Creating Environment for Scraping - TBDM/ju GitHub Wiki

Updated: Mar. 26th, 2017

Fetch Workflow

tbdmfetcher.py

Fetch new items appeared on https://ju.taobao.com/tg/forecast.htm and initiate corresponding task info into Redis(the MQ) and MongoDB(the DB). Fetcher uses urllib.request to request static webpages.

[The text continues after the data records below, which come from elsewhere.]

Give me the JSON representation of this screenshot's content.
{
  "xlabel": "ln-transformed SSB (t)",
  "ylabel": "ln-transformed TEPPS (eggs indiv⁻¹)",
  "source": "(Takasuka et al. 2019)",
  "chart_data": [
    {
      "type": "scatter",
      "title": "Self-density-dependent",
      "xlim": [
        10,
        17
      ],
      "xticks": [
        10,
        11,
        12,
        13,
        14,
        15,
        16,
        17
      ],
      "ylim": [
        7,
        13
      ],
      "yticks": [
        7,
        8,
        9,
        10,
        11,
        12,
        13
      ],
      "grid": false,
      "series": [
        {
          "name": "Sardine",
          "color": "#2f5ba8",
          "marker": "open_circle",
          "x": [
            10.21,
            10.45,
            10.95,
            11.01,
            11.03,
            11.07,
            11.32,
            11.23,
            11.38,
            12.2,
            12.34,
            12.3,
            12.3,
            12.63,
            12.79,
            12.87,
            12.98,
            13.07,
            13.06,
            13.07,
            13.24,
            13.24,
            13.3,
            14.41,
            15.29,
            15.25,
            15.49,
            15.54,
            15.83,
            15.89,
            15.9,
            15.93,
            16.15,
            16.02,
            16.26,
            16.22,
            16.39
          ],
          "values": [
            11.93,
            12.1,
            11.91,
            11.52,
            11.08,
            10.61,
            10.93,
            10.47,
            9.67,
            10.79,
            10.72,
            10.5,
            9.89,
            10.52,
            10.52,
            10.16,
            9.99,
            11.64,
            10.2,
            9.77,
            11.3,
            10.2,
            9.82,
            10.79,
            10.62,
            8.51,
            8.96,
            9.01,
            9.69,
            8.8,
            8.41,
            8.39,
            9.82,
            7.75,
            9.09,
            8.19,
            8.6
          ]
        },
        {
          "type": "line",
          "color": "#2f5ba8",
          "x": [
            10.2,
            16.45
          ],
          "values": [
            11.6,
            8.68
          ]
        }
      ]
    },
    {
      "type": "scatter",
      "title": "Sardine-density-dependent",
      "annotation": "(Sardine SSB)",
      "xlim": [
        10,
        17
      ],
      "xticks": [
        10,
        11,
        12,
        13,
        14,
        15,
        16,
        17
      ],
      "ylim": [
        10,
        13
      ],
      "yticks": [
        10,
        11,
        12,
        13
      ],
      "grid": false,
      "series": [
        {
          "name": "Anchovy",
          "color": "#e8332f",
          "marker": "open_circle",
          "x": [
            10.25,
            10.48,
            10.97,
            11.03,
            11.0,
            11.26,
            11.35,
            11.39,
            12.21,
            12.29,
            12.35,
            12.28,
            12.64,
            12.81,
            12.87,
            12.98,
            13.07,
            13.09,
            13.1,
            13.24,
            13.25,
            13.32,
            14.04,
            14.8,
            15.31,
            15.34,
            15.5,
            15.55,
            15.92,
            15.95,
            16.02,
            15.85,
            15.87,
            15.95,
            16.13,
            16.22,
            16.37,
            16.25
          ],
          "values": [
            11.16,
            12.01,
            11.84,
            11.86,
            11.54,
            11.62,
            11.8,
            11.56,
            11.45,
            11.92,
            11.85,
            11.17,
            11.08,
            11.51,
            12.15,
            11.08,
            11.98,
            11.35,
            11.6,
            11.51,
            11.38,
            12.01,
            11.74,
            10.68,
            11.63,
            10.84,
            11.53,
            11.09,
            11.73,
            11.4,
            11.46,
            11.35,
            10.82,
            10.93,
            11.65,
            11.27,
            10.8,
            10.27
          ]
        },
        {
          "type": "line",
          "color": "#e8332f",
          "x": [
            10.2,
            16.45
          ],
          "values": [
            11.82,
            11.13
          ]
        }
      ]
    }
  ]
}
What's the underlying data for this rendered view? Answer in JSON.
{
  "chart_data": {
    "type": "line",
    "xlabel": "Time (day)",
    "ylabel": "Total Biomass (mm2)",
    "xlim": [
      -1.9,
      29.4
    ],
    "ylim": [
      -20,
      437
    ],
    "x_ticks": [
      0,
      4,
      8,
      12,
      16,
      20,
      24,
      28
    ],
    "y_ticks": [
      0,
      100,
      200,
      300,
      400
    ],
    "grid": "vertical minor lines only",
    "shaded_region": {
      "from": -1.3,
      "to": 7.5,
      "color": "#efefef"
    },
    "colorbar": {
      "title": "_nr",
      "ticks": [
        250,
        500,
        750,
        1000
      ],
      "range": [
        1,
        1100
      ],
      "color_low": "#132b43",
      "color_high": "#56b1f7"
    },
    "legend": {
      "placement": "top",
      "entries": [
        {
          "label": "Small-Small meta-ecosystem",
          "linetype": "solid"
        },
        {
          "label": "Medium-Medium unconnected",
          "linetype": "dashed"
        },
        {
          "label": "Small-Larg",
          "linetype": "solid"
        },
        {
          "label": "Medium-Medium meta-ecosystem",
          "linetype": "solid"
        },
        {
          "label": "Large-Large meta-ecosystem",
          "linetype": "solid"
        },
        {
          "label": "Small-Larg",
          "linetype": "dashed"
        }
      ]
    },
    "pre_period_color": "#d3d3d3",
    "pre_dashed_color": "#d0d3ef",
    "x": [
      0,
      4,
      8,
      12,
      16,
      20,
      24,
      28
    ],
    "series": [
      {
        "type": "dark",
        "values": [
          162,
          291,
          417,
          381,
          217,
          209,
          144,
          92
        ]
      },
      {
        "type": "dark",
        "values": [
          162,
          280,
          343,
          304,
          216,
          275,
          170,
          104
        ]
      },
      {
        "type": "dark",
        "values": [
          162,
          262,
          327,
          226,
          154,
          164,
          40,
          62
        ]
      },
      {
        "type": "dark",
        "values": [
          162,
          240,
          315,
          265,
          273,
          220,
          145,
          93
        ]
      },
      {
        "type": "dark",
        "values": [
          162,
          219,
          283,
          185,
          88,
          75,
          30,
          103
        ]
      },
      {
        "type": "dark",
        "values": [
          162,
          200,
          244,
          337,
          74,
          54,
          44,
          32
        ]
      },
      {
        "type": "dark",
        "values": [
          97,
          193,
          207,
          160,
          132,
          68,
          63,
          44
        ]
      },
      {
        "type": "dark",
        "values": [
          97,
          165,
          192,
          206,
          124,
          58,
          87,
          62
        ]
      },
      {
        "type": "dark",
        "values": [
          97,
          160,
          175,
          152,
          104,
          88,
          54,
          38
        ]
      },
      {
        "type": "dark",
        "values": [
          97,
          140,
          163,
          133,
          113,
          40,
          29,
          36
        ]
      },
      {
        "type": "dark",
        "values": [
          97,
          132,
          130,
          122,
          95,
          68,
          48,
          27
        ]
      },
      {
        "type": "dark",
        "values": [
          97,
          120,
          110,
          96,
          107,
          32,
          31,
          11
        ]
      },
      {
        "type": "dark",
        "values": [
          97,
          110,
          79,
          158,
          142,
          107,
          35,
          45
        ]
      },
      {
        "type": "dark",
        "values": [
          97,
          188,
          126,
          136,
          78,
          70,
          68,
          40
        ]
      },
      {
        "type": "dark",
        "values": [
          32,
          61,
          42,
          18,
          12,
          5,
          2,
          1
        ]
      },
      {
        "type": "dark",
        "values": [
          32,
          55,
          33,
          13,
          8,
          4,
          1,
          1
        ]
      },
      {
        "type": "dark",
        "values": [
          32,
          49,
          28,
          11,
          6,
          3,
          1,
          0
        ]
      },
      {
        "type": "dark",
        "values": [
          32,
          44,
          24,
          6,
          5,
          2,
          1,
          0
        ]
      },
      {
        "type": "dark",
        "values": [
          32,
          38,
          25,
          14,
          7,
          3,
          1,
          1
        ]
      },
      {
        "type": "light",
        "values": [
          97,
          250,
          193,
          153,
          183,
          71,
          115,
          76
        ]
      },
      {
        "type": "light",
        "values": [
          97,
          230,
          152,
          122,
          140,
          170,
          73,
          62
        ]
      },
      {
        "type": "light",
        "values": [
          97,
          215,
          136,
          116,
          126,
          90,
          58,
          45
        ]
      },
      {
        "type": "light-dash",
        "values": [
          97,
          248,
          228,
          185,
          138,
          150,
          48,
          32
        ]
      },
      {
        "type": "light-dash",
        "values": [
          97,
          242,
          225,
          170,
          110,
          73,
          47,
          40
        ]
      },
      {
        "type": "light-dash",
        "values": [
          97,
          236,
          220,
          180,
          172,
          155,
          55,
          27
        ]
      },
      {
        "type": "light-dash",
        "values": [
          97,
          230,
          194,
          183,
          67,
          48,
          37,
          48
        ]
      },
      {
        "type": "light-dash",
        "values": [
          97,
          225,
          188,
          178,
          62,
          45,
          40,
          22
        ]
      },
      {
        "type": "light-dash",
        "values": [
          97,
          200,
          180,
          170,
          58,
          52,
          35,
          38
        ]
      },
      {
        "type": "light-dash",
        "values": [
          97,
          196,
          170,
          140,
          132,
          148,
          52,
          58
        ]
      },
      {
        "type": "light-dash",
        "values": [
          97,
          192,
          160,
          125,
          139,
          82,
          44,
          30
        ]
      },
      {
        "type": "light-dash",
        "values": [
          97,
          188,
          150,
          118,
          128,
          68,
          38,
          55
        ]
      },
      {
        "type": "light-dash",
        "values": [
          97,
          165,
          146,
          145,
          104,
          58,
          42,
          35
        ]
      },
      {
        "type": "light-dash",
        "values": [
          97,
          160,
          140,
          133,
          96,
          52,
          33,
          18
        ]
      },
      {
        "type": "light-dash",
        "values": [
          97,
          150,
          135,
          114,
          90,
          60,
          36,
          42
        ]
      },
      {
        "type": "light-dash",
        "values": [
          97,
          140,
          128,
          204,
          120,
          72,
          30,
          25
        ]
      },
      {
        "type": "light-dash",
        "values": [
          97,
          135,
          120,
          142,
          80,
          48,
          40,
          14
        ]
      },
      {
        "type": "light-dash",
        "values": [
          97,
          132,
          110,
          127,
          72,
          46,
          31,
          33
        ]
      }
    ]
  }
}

After each work fetcher suspends for 300 secs.

tbdmscraper.py

The dynamic page scraping worker with no class wrapping.

tbdmPipeline.py

The storyboard.

Task List Formatting

String Format on Redis:

score(nextReqTime) juID/itemID/score/status/urlType/fail

JSON Format on Python Runtime:

  {
  'juID' : str(task[0]),
  'itemID' : str(task[1]),
  'score' : int(task[2]),
  'status' : int(task[3]),
  'urlType' : int(task[4]),
  'fail' : int(task[5])
}

Dependencies

CORE: (*optional item)

pyenv

Python 3.6.0 with pip (See Common Build Problems for build requirements)

pip - slacker (0.9.30)

pip - pymongo 3.4.0

pip - redis 2.10.5

pip - selenium (3.3.1)

pip - pyvirtualdisplay (0.2.1)

Xvfb

Firefox

MongoDB Instance

Redis Instance

geckodriver (mv to /usr/bin)

*PhantomJS [deprecated]

*pip - requests (2.12.4)

Parsing:

*pip - beautifulsoup4 (4.5.3)

*pip - lxml (3.7.3)

Operating:

Slack (Android/iOS/PC/Mac/Linux/Web)

Studio 3T (PC/Mac/Linux)

Medis (Mac, Archlinux) / RDM (Linux/Windows/Mac)

*FTP Tools

*SSH tools